In our collection we have four yellow cultivars of Galanthus plicatus. Here is a description of them using Snowdrops A Monograph of Cultivated Galanthus, so prehaps you can tell them apart in future. One little thing to note is that the yellow colouring of these snowdrops can vary depending on your soil type.
Galanthus plicatus 'Bill Clark'
New to our collection in the past couple of years, I am yet to take a decent image. Taller than 'Wendy's Gold', with pale to mid-green leaves, the flowers are nicely shaped and held on scapes that rise well above the leaves. The inner segment marking is a perfect solid yellow circle with just a small notch missing where it sits above the sinus.
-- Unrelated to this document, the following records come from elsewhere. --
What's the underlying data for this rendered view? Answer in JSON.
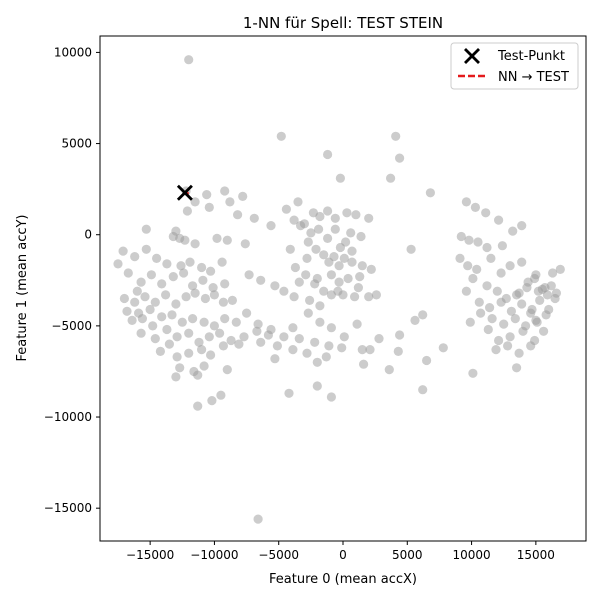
{
  "chart_data": {
    "type": "scatter",
    "title": "1-NN für Spell: TEST STEIN",
    "xlabel": "Feature 0 (mean accX)",
    "ylabel": "Feature 1 (mean accY)",
    "xlim": [
      -18900,
      18900
    ],
    "ylim": [
      -16800,
      10900
    ],
    "x_ticks": [
      -15000,
      -10000,
      -5000,
      0,
      5000,
      10000,
      15000
    ],
    "y_ticks": [
      -15000,
      -10000,
      -5000,
      0,
      5000,
      10000
    ],
    "x_tick_labels": [
      "−15000",
      "−10000",
      "−5000",
      "0",
      "5000",
      "10000",
      "15000"
    ],
    "y_tick_labels": [
      "−15000",
      "−10000",
      "−5000",
      "0",
      "5000",
      "10000"
    ],
    "legend": {
      "position": "top-right",
      "entries": [
        {
          "label": "Test-Punkt",
          "marker": "x-cross",
          "color": "#000000"
        },
        {
          "label": "NN → TEST",
          "marker": "dashed-line",
          "color": "#e41a1c"
        }
      ]
    },
    "test_point": {
      "x": -12300,
      "y": 2300
    },
    "nearest_neighbor": {
      "x": -12000,
      "y": 2250
    },
    "training_points_color": "#999999",
    "series": [
      {
        "points": [
          [
            -12000,
            9600
          ],
          [
            -4800,
            5400
          ],
          [
            4100,
            5400
          ],
          [
            4400,
            4200
          ],
          [
            -1200,
            4400
          ],
          [
            3700,
            3100
          ],
          [
            -200,
            3100
          ],
          [
            -12200,
            2400
          ],
          [
            -10600,
            2200
          ],
          [
            -9200,
            2400
          ],
          [
            -7800,
            2100
          ],
          [
            6800,
            2300
          ],
          [
            -12100,
            1300
          ],
          [
            -11500,
            1800
          ],
          [
            -10400,
            1500
          ],
          [
            -8800,
            1800
          ],
          [
            -8200,
            1100
          ],
          [
            -6900,
            900
          ],
          [
            -4400,
            1400
          ],
          [
            -3500,
            1800
          ],
          [
            -2300,
            1200
          ],
          [
            -1800,
            1000
          ],
          [
            -1200,
            1300
          ],
          [
            -600,
            900
          ],
          [
            300,
            1200
          ],
          [
            1000,
            1100
          ],
          [
            2000,
            900
          ],
          [
            9600,
            1800
          ],
          [
            10300,
            1500
          ],
          [
            11100,
            1200
          ],
          [
            12100,
            800
          ],
          [
            13900,
            500
          ],
          [
            -13000,
            200
          ],
          [
            -15300,
            300
          ],
          [
            -13200,
            -100
          ],
          [
            -12700,
            -200
          ],
          [
            -12300,
            -300
          ],
          [
            -11500,
            -500
          ],
          [
            -9800,
            -200
          ],
          [
            -9000,
            -300
          ],
          [
            -7600,
            -500
          ],
          [
            -5600,
            500
          ],
          [
            -3800,
            800
          ],
          [
            -3000,
            600
          ],
          [
            -1900,
            300
          ],
          [
            -1200,
            -200
          ],
          [
            -600,
            300
          ],
          [
            200,
            -400
          ],
          [
            600,
            100
          ],
          [
            1400,
            -100
          ],
          [
            5300,
            -800
          ],
          [
            9200,
            -100
          ],
          [
            9800,
            -300
          ],
          [
            10500,
            -400
          ],
          [
            11200,
            -700
          ],
          [
            12400,
            -600
          ],
          [
            13200,
            200
          ],
          [
            -17100,
            -900
          ],
          [
            -16200,
            -1200
          ],
          [
            -15300,
            -800
          ],
          [
            -14500,
            -1300
          ],
          [
            -13700,
            -1600
          ],
          [
            -12600,
            -1700
          ],
          [
            -11900,
            -1500
          ],
          [
            -11000,
            -1800
          ],
          [
            -10300,
            -2000
          ],
          [
            -9400,
            -1500
          ],
          [
            -2700,
            -400
          ],
          [
            -2100,
            -800
          ],
          [
            -1500,
            -1100
          ],
          [
            -700,
            -1200
          ],
          [
            100,
            -1300
          ],
          [
            700,
            -1500
          ],
          [
            1500,
            -1700
          ],
          [
            2200,
            -1900
          ],
          [
            9100,
            -1300
          ],
          [
            9700,
            -1700
          ],
          [
            10400,
            -1900
          ],
          [
            11500,
            -1300
          ],
          [
            12300,
            -2100
          ],
          [
            13000,
            -1700
          ],
          [
            13900,
            -1500
          ],
          [
            -17500,
            -1600
          ],
          [
            -16700,
            -2100
          ],
          [
            -15700,
            -2600
          ],
          [
            -14900,
            -2200
          ],
          [
            -14100,
            -2700
          ],
          [
            -13200,
            -2300
          ],
          [
            -12400,
            -2100
          ],
          [
            -11700,
            -2800
          ],
          [
            -10900,
            -2500
          ],
          [
            -10100,
            -2900
          ],
          [
            -9200,
            -2700
          ],
          [
            -7300,
            -2200
          ],
          [
            -6400,
            -2500
          ],
          [
            -5300,
            -2800
          ],
          [
            -3700,
            -1800
          ],
          [
            -2900,
            -2200
          ],
          [
            -2200,
            -2700
          ],
          [
            -1500,
            -3100
          ],
          [
            -900,
            -2200
          ],
          [
            -300,
            -2600
          ],
          [
            400,
            -2400
          ],
          [
            1200,
            -2900
          ],
          [
            2000,
            -3400
          ],
          [
            2600,
            -3300
          ],
          [
            10100,
            -2400
          ],
          [
            11200,
            -2800
          ],
          [
            12000,
            -3100
          ],
          [
            12700,
            -3500
          ],
          [
            13500,
            -3300
          ],
          [
            14400,
            -2600
          ],
          [
            15000,
            -2200
          ],
          [
            15700,
            -2900
          ],
          [
            16300,
            -2100
          ],
          [
            16900,
            -1900
          ],
          [
            -16000,
            -3100
          ],
          [
            -15400,
            -3400
          ],
          [
            -14600,
            -3700
          ],
          [
            -13800,
            -3300
          ],
          [
            -13000,
            -3800
          ],
          [
            -12200,
            -3400
          ],
          [
            -11500,
            -3200
          ],
          [
            -10700,
            -3500
          ],
          [
            -10000,
            -3300
          ],
          [
            -9300,
            -3700
          ],
          [
            -8600,
            -3600
          ],
          [
            -4600,
            -3100
          ],
          [
            -3800,
            -3400
          ],
          [
            -2600,
            -3600
          ],
          [
            -1800,
            -3900
          ],
          [
            -900,
            -3300
          ],
          [
            0,
            -3300
          ],
          [
            900,
            -3400
          ],
          [
            9600,
            -3100
          ],
          [
            10600,
            -3700
          ],
          [
            11400,
            -4000
          ],
          [
            12300,
            -3700
          ],
          [
            13100,
            -4200
          ],
          [
            13900,
            -3800
          ],
          [
            14600,
            -4300
          ],
          [
            15300,
            -3600
          ],
          [
            15900,
            -3300
          ],
          [
            16500,
            -3500
          ],
          [
            -17000,
            -3500
          ],
          [
            -15900,
            -4300
          ],
          [
            -15000,
            -4100
          ],
          [
            -14100,
            -4500
          ],
          [
            -13300,
            -4400
          ],
          [
            -12500,
            -4800
          ],
          [
            -11700,
            -4600
          ],
          [
            -10800,
            -4800
          ],
          [
            -10000,
            -5000
          ],
          [
            -9200,
            -4600
          ],
          [
            -8300,
            -4800
          ],
          [
            -7500,
            -4300
          ],
          [
            -6600,
            -4900
          ],
          [
            -5600,
            -5200
          ],
          [
            -3900,
            -5100
          ],
          [
            -2700,
            -4300
          ],
          [
            -1800,
            -4800
          ],
          [
            -900,
            -5100
          ],
          [
            100,
            -5600
          ],
          [
            1100,
            -4900
          ],
          [
            6200,
            -4400
          ],
          [
            9900,
            -4800
          ],
          [
            10700,
            -4300
          ],
          [
            11600,
            -4600
          ],
          [
            12500,
            -4900
          ],
          [
            13400,
            -4600
          ],
          [
            14200,
            -5000
          ],
          [
            15000,
            -4700
          ],
          [
            15800,
            -4400
          ],
          [
            -15700,
            -5400
          ],
          [
            -14600,
            -5700
          ],
          [
            -13700,
            -5200
          ],
          [
            -12900,
            -5600
          ],
          [
            -12000,
            -5400
          ],
          [
            -11200,
            -5900
          ],
          [
            -10400,
            -5600
          ],
          [
            -9600,
            -5400
          ],
          [
            -8700,
            -5800
          ],
          [
            -7700,
            -5600
          ],
          [
            -6700,
            -5300
          ],
          [
            -5800,
            -5500
          ],
          [
            -4600,
            -5600
          ],
          [
            -3400,
            -5700
          ],
          [
            -2200,
            -5900
          ],
          [
            -1100,
            -6100
          ],
          [
            1500,
            -6300
          ],
          [
            2800,
            -5700
          ],
          [
            4400,
            -5500
          ],
          [
            5600,
            -4700
          ],
          [
            11300,
            -5200
          ],
          [
            12100,
            -5800
          ],
          [
            13000,
            -5600
          ],
          [
            14000,
            -5300
          ],
          [
            14900,
            -5800
          ],
          [
            15600,
            -5300
          ],
          [
            -14200,
            -6400
          ],
          [
            -12900,
            -6700
          ],
          [
            -12000,
            -6500
          ],
          [
            -11000,
            -6300
          ],
          [
            -10300,
            -6600
          ],
          [
            -9300,
            -6100
          ],
          [
            -8100,
            -6000
          ],
          [
            -6400,
            -5900
          ],
          [
            -5100,
            -6100
          ],
          [
            -3900,
            -6300
          ],
          [
            -2800,
            -6500
          ],
          [
            -1300,
            -6700
          ],
          [
            -100,
            -6200
          ],
          [
            2100,
            -6300
          ],
          [
            4300,
            -6400
          ],
          [
            7800,
            -6200
          ],
          [
            11900,
            -6300
          ],
          [
            12800,
            -6100
          ],
          [
            13700,
            -6500
          ],
          [
            14600,
            -6100
          ],
          [
            -12700,
            -7300
          ],
          [
            -11600,
            -7500
          ],
          [
            -10800,
            -7200
          ],
          [
            -9000,
            -7400
          ],
          [
            -5300,
            -6800
          ],
          [
            -2000,
            -7000
          ],
          [
            1600,
            -7100
          ],
          [
            3600,
            -7400
          ],
          [
            6500,
            -6900
          ],
          [
            10100,
            -7600
          ],
          [
            13500,
            -7300
          ],
          [
            -13000,
            -7800
          ],
          [
            -11300,
            -7700
          ],
          [
            -10200,
            -9100
          ],
          [
            -9500,
            -8800
          ],
          [
            -4200,
            -8700
          ],
          [
            -2000,
            -8300
          ],
          [
            -900,
            -8900
          ],
          [
            6200,
            -8500
          ],
          [
            -11300,
            -9400
          ],
          [
            -6600,
            -15600
          ],
          [
            -16800,
            -4200
          ],
          [
            -16400,
            -4700
          ],
          [
            -14800,
            -5000
          ],
          [
            -13500,
            -6000
          ],
          [
            -16200,
            -3700
          ],
          [
            -15600,
            -4600
          ],
          [
            14900,
            -2400
          ],
          [
            15500,
            -3000
          ],
          [
            16200,
            -2800
          ],
          [
            16600,
            -3200
          ],
          [
            15200,
            -3100
          ],
          [
            14700,
            -4100
          ],
          [
            15100,
            -4800
          ],
          [
            16000,
            -4100
          ],
          [
            14300,
            -2900
          ],
          [
            13700,
            -3200
          ],
          [
            -400,
            -3100
          ],
          [
            -1100,
            -1500
          ],
          [
            -2500,
            100
          ],
          [
            -3300,
            500
          ],
          [
            -4100,
            -800
          ],
          [
            -2800,
            -1300
          ],
          [
            -200,
            -700
          ],
          [
            700,
            -900
          ],
          [
            1300,
            -2300
          ],
          [
            -300,
            -1700
          ],
          [
            -2000,
            -2400
          ],
          [
            -3400,
            -2600
          ]
        ]
      }
    ]
  }
}
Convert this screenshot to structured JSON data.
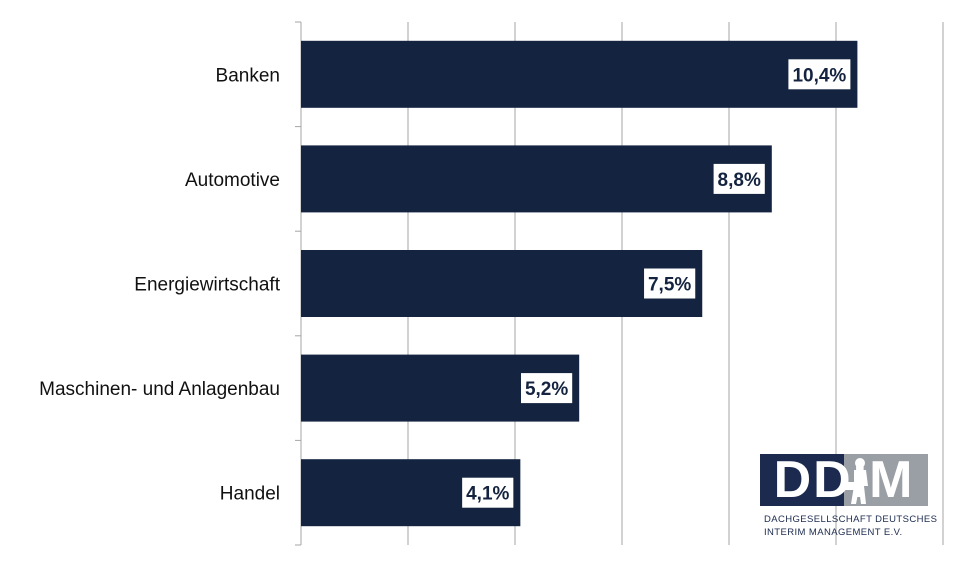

Galanthus plicatus 'Madelaine'
Is one of the most vigorous of the yellow snowdrops, flowering mid-season with nice fresh green leaves. It has yellow-tipped inner petals with a greenish-yellow ovary.
Galanthus plicatus 'Wandlebury Ring'
This cultivar was chosen in 1991, after carefully selected crosses of 'Wendy's Gold' with other yellow snowdrops by Bill Clark. It's strong scapes make it taller than 'Wendy's Gold'. With its flowers hanging from a yellowish pedicel we have found it has bulked up quickly.
Galanthus plicatus 'Wendy's Gold'
With the largest area of yellow on the inner segment of the plicatus cultivars, the colouring can vary depending on your soil type. 'Wendy's Gold' has a tendency to not grow into tight clumps but spread themselves apart. We have a few clumps from different sources, but the bulbs that give us the best colour came from Margaret Owen's The Patch in Shropshire.